Ha! I find it enduringly funny that you mention arrogance here, since your comment is a perfect example of how human arrogance often gets in the way of correct analysis.
If you think that it's optimal problem-solving for humans to just ignore any and all evidence that they would be healthier if they interacted differently with their environment at scale, that's just arrogance.
It's absolutely nothing more, although I predict you'll keep assigning primacy to your gut feelings because engaging in thorough analysis would involve admitting you were wrong, which would make you feel bad.
I obviously don't mind doing thorough analysis. But this analysis can be done correctly only if you define the end goal, what you are trying to optimize.

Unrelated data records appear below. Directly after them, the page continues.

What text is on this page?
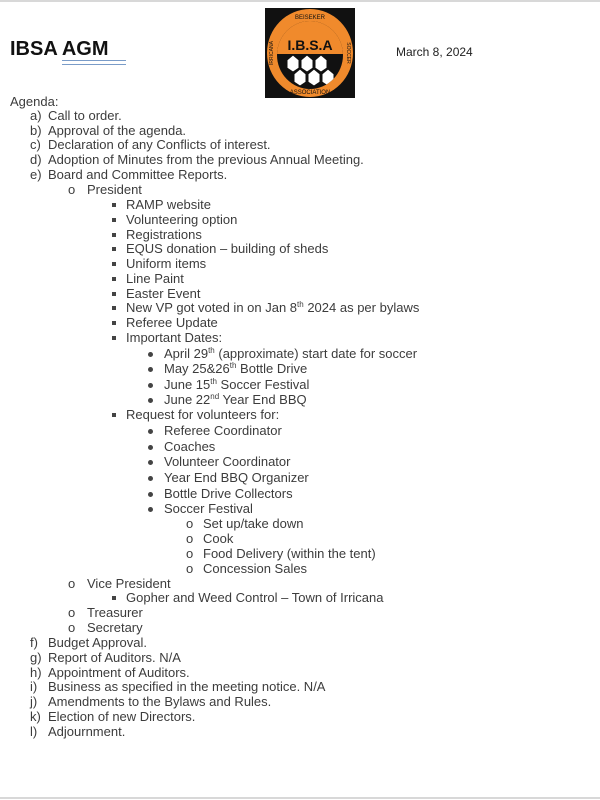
IBSA AGM	I.B.S.A
BEISEKER
ASSOCIATION
IRRICANA	SOCCER	March 8, 2024
Agenda:
a) Call to order.
b) Approval of the agenda.
c) Declaration of any Conflicts of interest.
d) Adoption of Minutes from the previous Annual Meeting.
e) Board and Committee Reports.
o President
RAMP website
Volunteering option
Registrations
EQUS donation – building of sheds
Uniform items
Line Paint
Easter Event
New VP got voted in on Jan 8th 2024 as per bylaws
Referee Update
Important Dates:
April 29th (approximate) start date for soccer
May 25&26th Bottle Drive
June 15th Soccer Festival
June 22nd Year End BBQ
Request for volunteers for:
Referee Coordinator
Coaches
Volunteer Coordinator
Year End BBQ Organizer
Bottle Drive Collectors
Soccer Festival
o Set up/take down
o Cook
o Food Delivery (within the tent)
o Concession Sales
o Vice President
Gopher and Weed Control – Town of Irricana
o Treasurer
o Secretary
f) Budget Approval.
g) Report of Auditors. N/A
h) Appointment of Auditors.
i) Business as specified in the meeting notice. N/A
j) Amendments to the Bylaws and Rules.
k) Election of new Directors.
l) Adjournment.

If the goal is the prosperity of humanity then I'm all for it. However, if that's the case two things must be noted beforehand:
1) This is an anthropocentric approach. The parent comment seemed to imply that anthropocentrism is bad for some reason, so it might be an issue on your end too.
2) Prosperity of humanity as a goal is at odds with biodiversity. I don't regret the extermination of smallpox for one thing. I also appreciate for example that we largely replaced natural ecosystems with agricultural monocultures that yield more tons of food per square kilometer. This is great, we won't be able to sustain 8 billions of humans otherwise.
If you agree with these points then this means that we agree on principle. The rest are implementation details that can be figured out. E.g. your question of whether "would be healthier if they interacted differently with their environment at scale" -- probably yes, there are many things that can be improved.
> Prosperity of humanity as a goal is at odds with biodiversity.
I roundly refute this frankly riduculous assertion. It shows a grave lack of understanding of the actual mechanisms that maintain the natural world in a state fit for human habitation.
Humans have been crushing biodiversity for more than two thousands years now and yet the homo sapiens is thriving by all objective measures like population count, habitat width and dispensable energy per capita.
You may argue that at some point we have to stop and I agree. However this doesn't contradict the fact that up until now reducing biodiversity (e.g. by replacing forests with monoculture field crops) worked out extremely well.
Please save yourself further effort here-- the person you're replyng to isn't interested in cultivating and improving any kind of accurate mental model of the world.
If you think that it's optimal problem-solving for humans to just ignore any and all evidence that they would be healthier if they interacted differently with their environment at scale, that's just arrogance.
It's absolutely nothing more, although I predict you'll keep assigning primacy to your gut feelings because engaging in thorough analysis would involve admitting you were wrong, which would make you feel bad.